A reintroduced "Baby Bond Bill" wants to make it easier for all families to build wealth.

For many families, saving for their child's future while tackling everyday bills and rising living costs can be challenging. Many children start their adult years with minimal or no savings, further impacting the racial wealth gap in the country. But the recently reintroduced American Opportunity Accounts Act could help children be more financially prepared as they enter adulthood and help them build wealth. The proposed legislation aims to narrow the racial wealth gap and provide greater opportunity for all Americans.

The American Opportunity Accounts Act could help many families

Originally introduced in 2021, Congresswoman Ayanna Pressley and Senator Cory Booker have recently reintroduced the American Opportunity Accounts Act. The proposed legislation hopes to make economic opportunities a birthright for every American child. This 'Baby Bond Bill' would create a $1,000 federally-funded savings account for each child at birth.

The funds would be held in an interest-bearing account managed by the Treasury Department and earn around 3% interest. Additional annual deposits would also be made, depending on family income. Lower-income families could qualify for up to $2,000 yearly deposits and supplemental payments would gradually phase out for families with higher income.

A closer look at how supplemental payments would work

Yearly supplemental payment amounts range from $250 to $2,000, depending on household income.
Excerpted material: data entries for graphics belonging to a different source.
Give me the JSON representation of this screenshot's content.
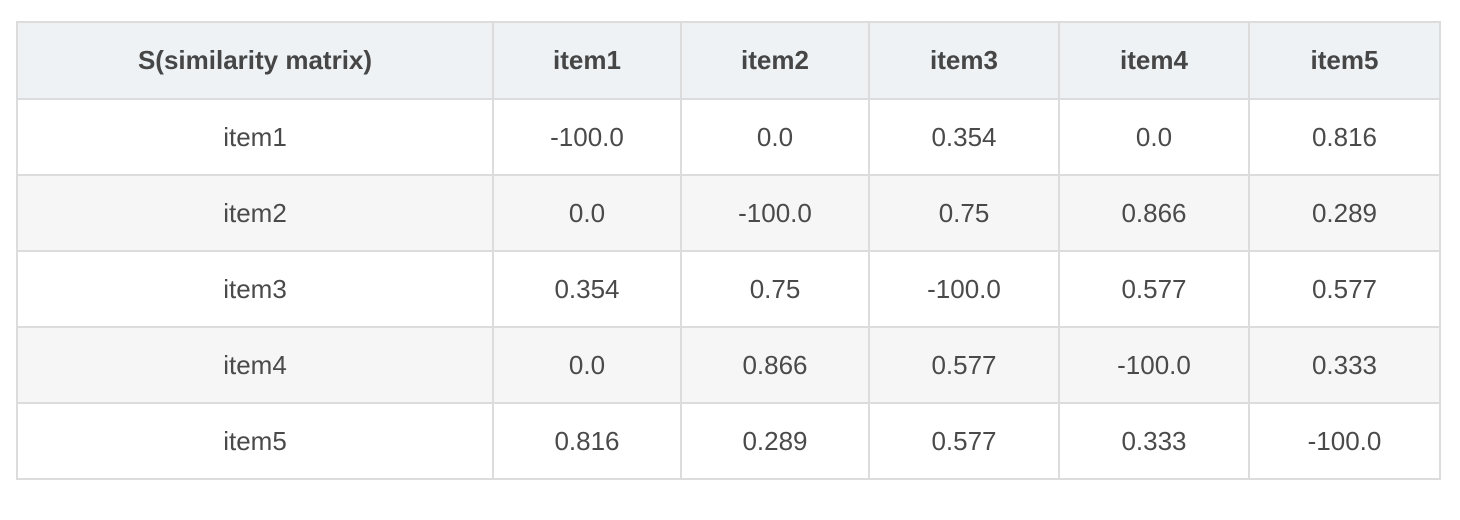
{
  "table": {
    "corner_header": "S(similarity matrix)",
    "columns": [
      "item1",
      "item2",
      "item3",
      "item4",
      "item5"
    ],
    "rows": [
      {
        "label": "item1",
        "values": [
          "-100.0",
          "0.0",
          "0.354",
          "0.0",
          "0.816"
        ]
      },
      {
        "label": "item2",
        "values": [
          "0.0",
          "-100.0",
          "0.75",
          "0.866",
          "0.289"
        ]
      },
      {
        "label": "item3",
        "values": [
          "0.354",
          "0.75",
          "-100.0",
          "0.577",
          "0.577"
        ]
      },
      {
        "label": "item4",
        "values": [
          "0.0",
          "0.866",
          "0.577",
          "-100.0",
          "0.333"
        ]
      },
      {
        "label": "item5",
        "values": [
          "0.816",
          "0.289",
          "0.577",
          "0.333",
          "-100.0"
        ]
      }
    ]
  },
  "colors": {
    "header_background": "#eef2f5",
    "row_alt_background": "#f6f6f6",
    "border": "#dcdcdc",
    "text": "#4a4a4a"
  }
}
For example, a family of four with a household income of less than $25,100 would qualify for a $2,000 annual deposit per child. On the other hand, a family of four with a household income of $81,575 would only receive $250 in yearly payments per child.

At 18, account holders could access the funds for allowable uses, like paying for educational expenses or buying a home. Below are the proposed household income limits for supplemental payment amounts and the estimated account maturity for an 18-year-old:

Income Household income for family of 4 Supplemental payment amount (yearly) Estimated account balance for 18 year old
<100% Federal Poverty Level (FPL) <$25,100 $2,000 $46,215
125% of FPL $31,375 $1,500 $35,081
175% of FPL $43,925 $1,000 $23,948
225% of FPL $56,475 $500 $12,815
325% of FPL $81,575 $250 $7,248
500% of FPL $125,751 $0 $1,681
Data source: Congresswoman Ayanna Pressley's website.

The racial wealth gap continues to be a problem

The racial wealth gap in the U.S. has narrowed over time, but continues to be a concern. Recent data from the Federal Reserve Bank of St. Louis shows that the racial wealth gap is significant. Most Black and Hispanic families are less wealthy than the typical white family. In 2019, the median white family owned about $184,000 in family wealth. However, the median Black family owned $23,000, and the median Hispanic family owned $38,000.

Reduced wealth can impact the personal finance situation of families for a lifetime. U.S. families of color are less likely to own various types of assets when compared to white families. Additionally, Black and Hispanic families tend to have more debt.

State baby bond programs are increasing in popularity

This proposed federal legislation could set many Americans up for greater financial success and help to narrow the wealth gap. But will it ever be signed into law? Only time will tell. In recent years, similar state-level proposed baby bond programs have become popular.

Several U.S. states have introduced legislation, while others have successfully passed such policies. Hopefully, additional states will introduce legislation like this to help families increase their wealth and set their children up for financial success.